Gilberto Nieto Aguilar
Todavía bajo el letargo mágico de la Navidad, con los desvelos y los gastos que ocasionaron las festividades del Año Nuevo, volvemos a las rutinas del quehacer cotidiano, del estrés del trabajo, del ir y venir acelerado, de llevar a cabo muchas cosas sin sentido, trabajar duro para comer y procurar el sustento de la casa. Regresar a lo que llamamos la “vida cotidiana” de cada quien y de cada cual.
¿Qué planes tengo para este nuevo año? ¿Qué cosas debo cambiar? Estas interrogantes me recuerdan a la vieja pregunta que me hicieron ─y yo también me hice─ cuando era pequeño: «¿Qué quieres ser cuando seas mayor?» Sólo que esta pregunta implicaba un verdadero dilema por resolver puesto que estab mi futuro en juego, y las otras dos preguntas sólo han sido repeticiones gastadas de cada año que con el tiempo fueron perdiendo seriedad, desafío y credibilidad.
La diferencia en las contestaciones está en que las dos primeras, pasados unos días, ya las había olvidado. Los planes y los cambios no necesariamente tienen que al inicio del año, son en cualquier momento del año, cuando un chispazo nos obliga a reflexionar y a darnos cuenta que debemos realizar algunas modificaciones a lo que venimos haciendo diariamente, y establecemos un compromiso con nosotros mismos.
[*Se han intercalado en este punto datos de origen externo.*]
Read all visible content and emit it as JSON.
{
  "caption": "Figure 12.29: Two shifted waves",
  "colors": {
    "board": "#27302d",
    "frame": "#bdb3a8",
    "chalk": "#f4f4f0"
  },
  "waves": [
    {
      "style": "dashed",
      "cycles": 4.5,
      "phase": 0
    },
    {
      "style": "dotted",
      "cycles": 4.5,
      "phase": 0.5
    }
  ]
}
Sobre la otra respuesta ─recuerdo que no les di solo una contestación─, los mayores se rieron de mí al escucharme. De pequeños tenemos mucha imaginación y creemos que podemos hacer todo aquello que nos proponemos. El tiempo y las barreras que se encuentran conforme nos vamos haciendo adultos, producto de la cultura y la sociedad, van domando el carácter y las ganas de hacer muchas cosas hasta descender, en los casos extremos, a la mediocridad.
Las tres respuestas me gustan siempre abiertas, pendientes de irse haciendo, creando, conformando, de acuerdo con el paso del tiempo, sin quedar jamás como un producto acabado, porque ese sería un final feliz pero irrealizable ante la incertidumbre y lo impredecible de la vida. No hay conclusión final hasta el último segundo de la existencia, porque a partir de allí ya nada podemos planear ni cambiar.
Ante mi respuesta de pequeño nadie me dijo que al hacerme mayor tal vez yo no tendría un empleo; o peor aún, que quizá no lograra ser “un hombre de bien”. Nadie me advirtió que a la vida hay que ganarle espacios, que hay una lucha eterna entre
lo que pienso y lo que es, entre lo que quiero y lo que puedo ser. Que la vida no siempre es justa pero constantemente hay que luchar, levantarse en cada caída, perseverar, no perder la meta primigenia, original.
Las intenciones para el nuevo año no siempre se toman en serio. Nos las inculca el espíritu de renovación, la euforia colectiva al iniciar un nuevo ciclo de vida después de 365 días y casi 6 horas alrededor del Sol, lo que nos lleva a creer que también podemos renacer al compás de la naturaleza y el universo. Año nuevo vida nueva. Lamentablemente esto no es así, salvo casos de excepción.
Vamos hacia adelante con la esperanza de un año benéfico en todos los aspectos posibles: salud, familia, trabajo, economía, y tantas cosas que se procesan en la mente y el pensamiento de las personas. Los cambios, en algún sentido de la existencia personal, no existe magia que los pueda lograr. Requiere constancia y voluntad. Tiene que ser el deseo claro y vehemente de cada quien, el resultado de la lucha por obtener lo que se desea intentando varias formas, o tener la inteligencia de reconocer cuando aquello no se puede conseguir por razones superiores a nuestra voluntad.